Pour conclure, je voudrais attirer l’attention sur la complexité et l’étendue des actions à mener en vue de la mise en place effective d’une Cour des comptes au Bénin, nécessitant une attention particulière, mais surtout des actions courageuses à travers un chronogramme diligent.
Il y a lieu d’abord, s’inspirant des travaux déjà réalisés, de décliner de façon proactive tout le processus et de consacrer une équipe légère et compétente à la mise en œuvre des actions.

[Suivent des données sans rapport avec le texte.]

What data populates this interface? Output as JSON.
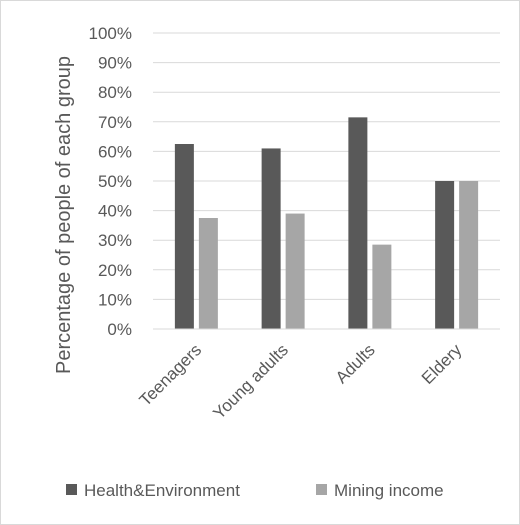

Il faudra aussi et surtout, comme a été le cas pour le Sénégal qui a mis en place sa Cour des comptes en l’an 2000, prévoir au niveau des autorités au plus haut niveau (chef de l’État, garde des sceaux, ministre de la Justice et de la Législation, ministre des Finances, etc.) un mécanisme de levée des goulots d’étranglement et de plaidoyer avec la complexité des actions à mener, le risque existe que l’effectivité du démarrage des activités de la Cour s’étende sur plusieurs années. Cependant, le leadership des acteurs politiques au plus haut niveau pourrait favoriser l’installation diligente de la Cour des comptes.
Pour finir, je voudrais que cette loi modificative apporte plus de paix que de division à la nation.